Only after completing an angiography with removal of the catheter must the Femoral artery are compressed, whereby radiation exposure occurs. However, this can can be reduced by other measures, which are not the subject of this patent application are.

If the invention is connected to a port system, the angiography-bundle is still not necessary Follow-up care (compression of the inguinal artery, connecting) and thus also the rest here due to additional radiation from the examiner due to radioactivity in the body inside the patient. This solution would be optimal in terms of radiation protection for the Examiner.

5. Availability

Except for the invention, all individual components are commercially available and have been in other clinical applications for many years lasts.  

Example description of a patent application

Embodiments of the invention are shown schematically in the drawings and are described in more detail below. The transport and injection vessel is referred to in the drawings as a transport and injection container (TIC). Show it
Sheet 1.1 and 1.2: Profile views of the TIC
Sheet 1.3 and 1.4: TIC in filling and transport / injection position without hose system
Sheet 2.1 to 2.3: TIC in filling, transport and injection position with hose system.

Sheet 1.1-4: Description of the TIC

The conically shaped middle parts of the TIC main vessel and lid fit seamlessly into each other.

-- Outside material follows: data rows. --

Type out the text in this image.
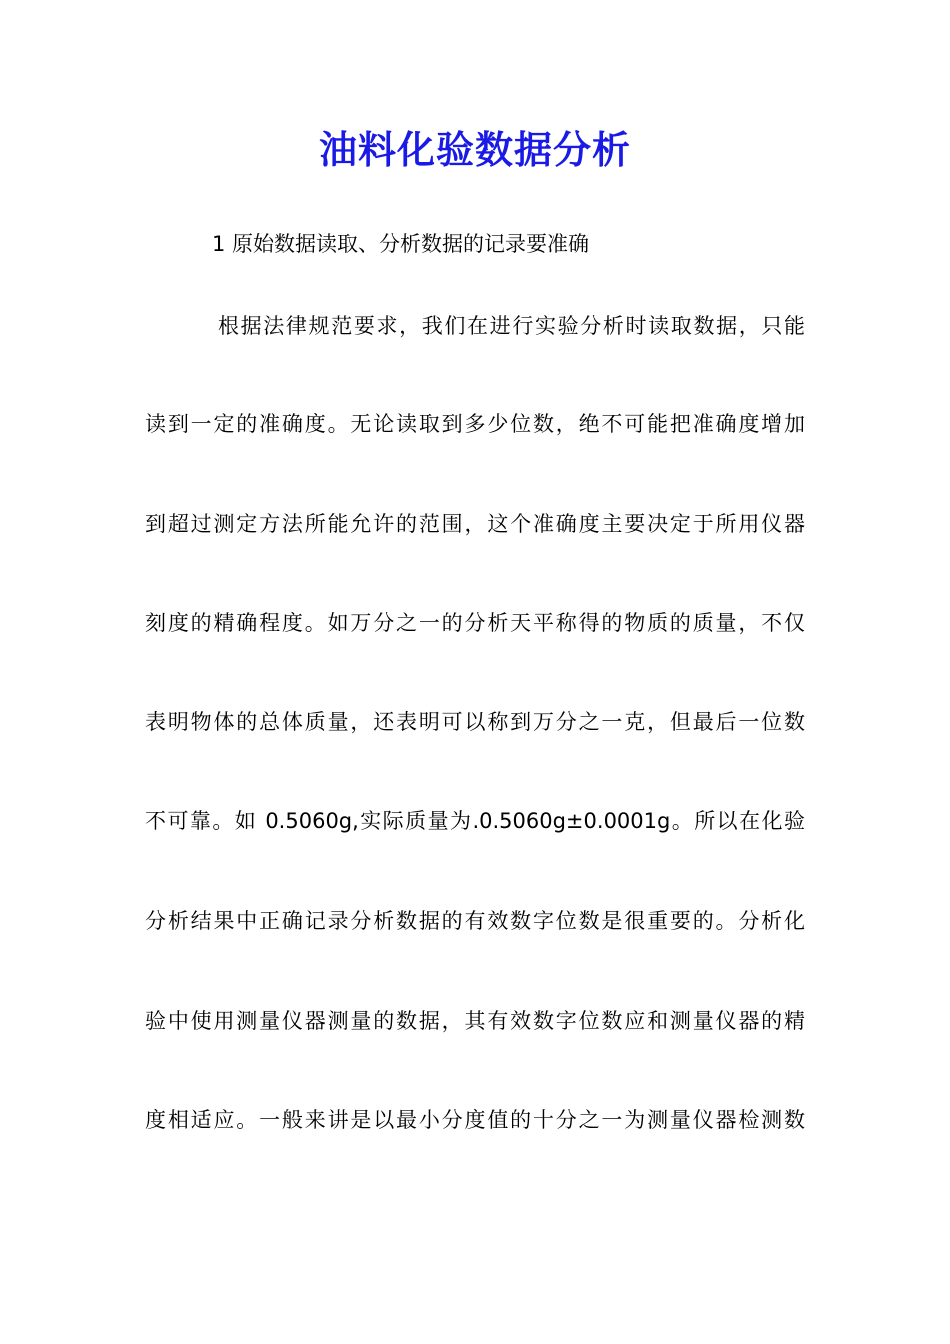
油料化验数据分析

1 原始数据读取、分析数据的记录要准确

根据法律规范要求，我们在进行实验分析时读取数据，只能

读到一定的准确度。无论读取到多少位数，绝不可能把准确度增加

到超过测定方法所能允许的范围，这个准确度主要决定于所用仪器

刻度的精确程度。如万分之一的分析天平称得的物质的质量，不仅

表明物体的总体质量，还表明可以称到万分之一克，但最后一位数

不可靠。如 0.5060g,实际质量为.0.5060g±0.0001g。所以在化验

分析结果中正确记录分析数据的有效数字位数是很重要的。分析化

验中使用测量仪器测量的数据，其有效数字位数应和测量仪器的精

度相适应。一般来讲是以最小分度值的十分之一为测量仪器检测数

Is over the recessed opposite threaded rods screw the lid onto the container using knurled nuts. In ver When closed, the outlet (- / hose) channels are the only openings the TIC to the outside. Due to the angle in the channel course there is an exit radioactive radiation to the outside practically excluded. (The cross Knife of the canal has been exaggerated for clarity in the drawing posed.)

Sheet 2.1-3: Description of the filling, transport and injection process Sheet 2.1-2: The filling

A tube is inserted into the TIC, the attachment and end piece of which are each provided with a tap and which is filled with physiological saline (NaCl) (tube 1 ). The system is placed in the pull-up room together with the lid that has not yet been screwed on behind a lead glass wall. The Radionu klid is first drawn up into a syringe and then immediately injected into tube 1 . The nuclide bolus is then advanced to the middle section of the tube with an appropriate amount of physiological saline. There are still traces of the nuclide on the inner wall of the piece of hose 1 ; therefore another NaCl-filled hose (hose 2 ) is connected to the inserted hose 1 and this connection point is brought into the inside of the TIC. The lid is closed.

Sheet 2.2: The transport

The system does not radiate outwards and can now be safely behind the lead wall brought out and transported from the winding room to the application room.

Sheet 2.3: The injection

The invention is brought close to the intracorporeal access (z. B. Angiografieka theter) and connected to the end of tube 1 . Additional NaCl-filled tubes can be connected to the extension of tube 2 in order to enlarge the possible distance of the examiner from the TIC and the patient. Additional options such as a NaCl storage bottle can be coupled to the patient-distant end of this "hose chain", where the examiner is also standing. Now the examiner can carry out the injection from a great distance via the water column in the hose system without being irradiated by the nuclide emerging from the TIC. Likewise, the inner walls of the tube / catheter system, which are still contaminated with nuclides, can be flushed with NaCl from a great distance.

Claims (3)

1. Common device for the transport and introduction of fener radionuclides in the human or animal body, characterized in that the radionuclide for introduction into the body does not have to be removed from the trans port container and the introduction can be made from a great distance. 2. Arrangement according to claim 1, characterized, that the invention eliminates an interchangeable inner vessel, which actually contains the nuclide. 3. Arrangement according to claim 1, characterized, that the invention with the nuclide directly or indirectly an intracorporeally leading access is connected.